Vive tension au Chili: Emeutes et couvre feu…
Vive tension au Chili: Emeutes et couvre feu…

Emeutes, état d’urgence, couvre-feu… Le Chili vit depuis vendredi l’une des plus violentes contestations sociales que le pays ait connues depuis des décennies.
Dimanche 20 octobre, un bilan faisait état de sept morts au cours de ces troubles provoqués par la hausse du prix du métro.

Pour la deuxième nuit consécutive, une mesure de couvre-feu a été décrétée à Santiago entre 19 heures et 6 heures (heure locale).
L’état d’urgence est également en vigueur dans plusieurs régions, dont celle de la capitale de sept millions d’habitants, Santiago.
Il a été étendu dimanche soir à plusieurs grandes villes du sud et du nord du pays.

« La démocratie a l’obligation de se défendre », a déclaré le président Pinera pour justifier ces mesures d’exception, à l’issue d’une réunion avec les présidents de la Chambre de députés, du Sénat et de la Cour suprême.

Le général Javier Iturriaga, chargé vendredi de la sécurité publique par le président Pinera, a, de son côté, appelé les habitants à rester « calmes » et à ne pas sortir de chez eux.

« Nous sommes en guerre contre un ennemi puissant, implacable, qui ne respecte rien ni personne et qui est prêt à faire usage de la violence et de la délinquance sans aucune limite », a encore déclaré le président, Sebastian Piñera à la presse dimanche.

Dimanche, des affrontements ont eu lieu entre manifestants et policiers dans l’après-midi dans le centre de Santiago, tandis que des pillages se déroulaient dans plusieurs endroits de la capitale.
Cinq personnes ont péri dans l’incendie d’une usine de vêtements en proie à des pillages selon les pompiers de Santiago.
Deux personnes étaient déjà mortes dans la nuit de samedi à dimanche dans l’incendie d’un supermarché également pillé par des manifestants dans le sud de la capitale et une troisième avait été blessée, le corps brûlé « à 75 % », selon les autorités.
Deux personnes ont également été blessées par balle et hospitalisées dans un état « grave » après un incident avec la police lors de pillages, également dans le sud de la capitale, selon la même source.

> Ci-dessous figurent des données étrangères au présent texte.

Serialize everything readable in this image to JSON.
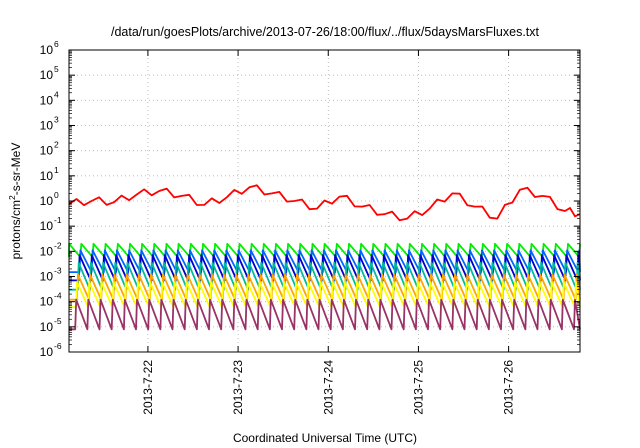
{
  "chart_data": {
    "type": "line",
    "title": "/data/run/goesPlots/archive/2013-07-26/18:00/flux/../flux/5daysMarsFluxes.txt",
    "xlabel": "Coordinated Universal Time (UTC)",
    "ylabel": "protons/cm²-s-sr-MeV",
    "ylabel_parts": {
      "base": "protons/cm",
      "sup": "2",
      "rest": "-s-sr-MeV"
    },
    "x_ticks": [
      "2013-7-22",
      "2013-7-23",
      "2013-7-24",
      "2013-7-25",
      "2013-7-26"
    ],
    "x_range_days": [
      "2013-07-21T03:00",
      "2013-07-26T19:00"
    ],
    "y_scale": "log",
    "y_ticks": [
      {
        "base": "10",
        "exp": "-6"
      },
      {
        "base": "10",
        "exp": "-5"
      },
      {
        "base": "10",
        "exp": "-4"
      },
      {
        "base": "10",
        "exp": "-3"
      },
      {
        "base": "10",
        "exp": "-2"
      },
      {
        "base": "10",
        "exp": "-1"
      },
      {
        "base": "10",
        "exp": "0"
      },
      {
        "base": "10",
        "exp": "1"
      },
      {
        "base": "10",
        "exp": "2"
      },
      {
        "base": "10",
        "exp": "3"
      },
      {
        "base": "10",
        "exp": "4"
      },
      {
        "base": "10",
        "exp": "5"
      },
      {
        "base": "10",
        "exp": "6"
      }
    ],
    "ylim": [
      1e-06,
      1000000.0
    ],
    "grid": true,
    "legend": "none",
    "series": [
      {
        "color": "#ff0000",
        "style": "red-envelope",
        "x": [
          "2013-07-21T03:00",
          "2013-07-21T09:00",
          "2013-07-21T15:00",
          "2013-07-21T21:00",
          "2013-07-22T03:00",
          "2013-07-22T09:00",
          "2013-07-22T15:00",
          "2013-07-22T21:00",
          "2013-07-23T03:00",
          "2013-07-23T09:00",
          "2013-07-23T15:00",
          "2013-07-23T21:00",
          "2013-07-24T03:00",
          "2013-07-24T09:00",
          "2013-07-24T15:00",
          "2013-07-24T21:00",
          "2013-07-25T03:00",
          "2013-07-25T09:00",
          "2013-07-25T15:00",
          "2013-07-25T21:00",
          "2013-07-26T03:00",
          "2013-07-26T09:00",
          "2013-07-26T15:00",
          "2013-07-26T19:00"
        ],
        "y": [
          0.75,
          1.0,
          0.9,
          1.8,
          2.5,
          1.6,
          0.7,
          1.4,
          3.5,
          2.0,
          1.0,
          0.5,
          1.5,
          0.6,
          0.3,
          0.2,
          0.5,
          2.0,
          0.6,
          0.2,
          2.8,
          1.6,
          0.4,
          0.3
        ]
      },
      {
        "color": "#00ee00",
        "style": "periodic",
        "base": 0.006,
        "peak": 0.02
      },
      {
        "color": "#0066ff",
        "style": "periodic",
        "base": 0.0015,
        "peak": 0.011
      },
      {
        "color": "#0000cc",
        "style": "periodic",
        "base": 0.0007,
        "peak": 0.007
      },
      {
        "color": "#00bb99",
        "style": "periodic",
        "base": 0.0003,
        "peak": 0.0035
      },
      {
        "color": "#ffa500",
        "style": "periodic",
        "base": 0.00012,
        "peak": 0.0012
      },
      {
        "color": "#ffff00",
        "style": "periodic",
        "base": 6e-05,
        "peak": 0.0006
      },
      {
        "color": "#993366",
        "style": "periodic",
        "base": 8e-06,
        "peak": 0.00012
      }
    ]
  }
}
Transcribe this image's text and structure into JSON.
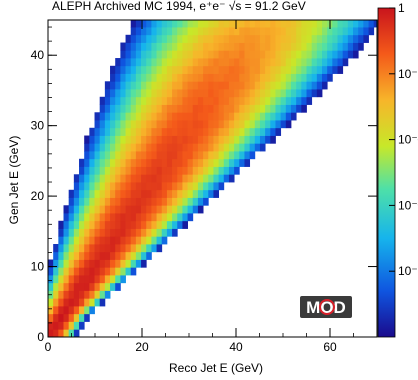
{
  "chart_data": {
    "type": "heatmap",
    "title": "ALEPH Archived MC 1994, e⁺e⁻ √s = 91.2 GeV",
    "xlabel": "Reco Jet E (GeV)",
    "ylabel": "Gen Jet E (GeV)",
    "xlim": [
      0,
      70
    ],
    "ylim": [
      0,
      45
    ],
    "x_ticks": [
      "0",
      "20",
      "40",
      "60"
    ],
    "y_ticks": [
      "0",
      "10",
      "20",
      "30",
      "40"
    ],
    "colorbar": {
      "scale": "log",
      "range": [
        1e-05,
        1
      ],
      "tick_labels": [
        "1",
        "10⁻¹",
        "10⁻²",
        "10⁻³",
        "10⁻⁴"
      ],
      "colors": [
        "#1a0a8c",
        "#0f55e0",
        "#16b4ec",
        "#4ee0a8",
        "#c7e829",
        "#f7b52a",
        "#f45a1a",
        "#c9141c"
      ]
    },
    "density_model": {
      "description_of_pattern": "diagonal band: reco ≈ gen energy, widening with energy",
      "bin_size_gev": 1.1,
      "mean_ratio": 1.0,
      "relative_width": 0.13,
      "peak_value_near_origin": 1.0
    },
    "logo": "MOD"
  }
}
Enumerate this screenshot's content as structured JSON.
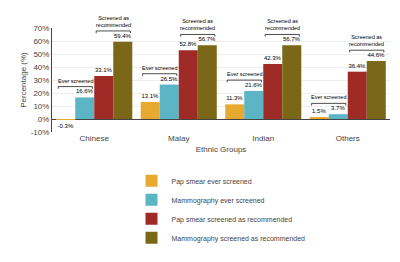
{
  "chart_data": {
    "type": "bar",
    "categories": [
      "Chinese",
      "Malay",
      "Indian",
      "Others"
    ],
    "series": [
      {
        "name": "Pap smear ever screened",
        "color": "#E8A930",
        "values": [
          -0.3,
          13.1,
          11.3,
          1.5
        ],
        "value_labels": [
          "-0.3%",
          "13.1%",
          "11.3%",
          "1.5%"
        ]
      },
      {
        "name": "Mammography ever screened",
        "color": "#5BB5C5",
        "values": [
          16.6,
          26.5,
          21.6,
          3.7
        ],
        "value_labels": [
          "16.6%",
          "26.5%",
          "21.6%",
          "3.7%"
        ]
      },
      {
        "name": "Pap smear screened as recommended",
        "color": "#9E2B25",
        "values": [
          33.1,
          52.8,
          42.3,
          36.4
        ],
        "value_labels": [
          "33.1%",
          "52.8%",
          "42.3%",
          "36.4%"
        ]
      },
      {
        "name": "Mammography screened as recommended",
        "color": "#7A6818",
        "values": [
          59.4,
          56.7,
          56.7,
          44.6
        ],
        "value_labels": [
          "59.4%",
          "56.7%",
          "56.7%",
          "44.6%"
        ]
      }
    ],
    "xlabel": "Ethnic Groups",
    "ylabel": "Percentage (%)",
    "ylim": [
      -10,
      70
    ],
    "yticks": [
      {
        "value": -10,
        "label": "-10%"
      },
      {
        "value": 0,
        "label": "0%"
      },
      {
        "value": 10,
        "label": "10%"
      },
      {
        "value": 20,
        "label": "20%"
      },
      {
        "value": 30,
        "label": "30%"
      },
      {
        "value": 40,
        "label": "40%"
      },
      {
        "value": 50,
        "label": "50%"
      },
      {
        "value": 60,
        "label": "60%"
      },
      {
        "value": 70,
        "label": "70%"
      }
    ],
    "grid": true,
    "data_labels": true,
    "legend": "bottom",
    "annotations": [
      "Ever screened",
      "Screened as\nrecommended"
    ]
  }
}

Près de 10 000 policiers et militaires ont été déployés.
Les patrouilles de militaires dans les rues sont une première dans le pays depuis la fin de la dictature du général Augusto Pinochet (1973-1990).
Selon les autorités, 1 462 personnes ont été arrêtées, dont 644 dans la capitale et 848 dans le reste du pays.

Après trois jours de violences, le centre de la capitale chilienne et d’autres grandes villes, comme Valparaiso et Concepcion, offraient des visages de désolation : feux rouges au sol, carcasses de bus carbonisées, commerces pillés et incendiés.

Les manifestations ont débuté vendredi pour protester contre une hausse – de 800 à 830 pesos (environ 1,04 euro) – du prix des tickets de métro à Santiago, réseau le plus étendu (140 km) d’Amérique du Sud qui transporte quotidiennement environ trois millions de passagers.
S. Pinera a décidé de faire marche arrière, samedi, en suspendant cette hausse.
Mais les manifestations et les violences se sont poursuivies, nourries par la colère face aux conditions socio-économiques et aux inégalités dans ce pays loué pour sa stabilité économique et politique, mais où l’accès à la santé et à l’éducation relève presque uniquement du secteur privé.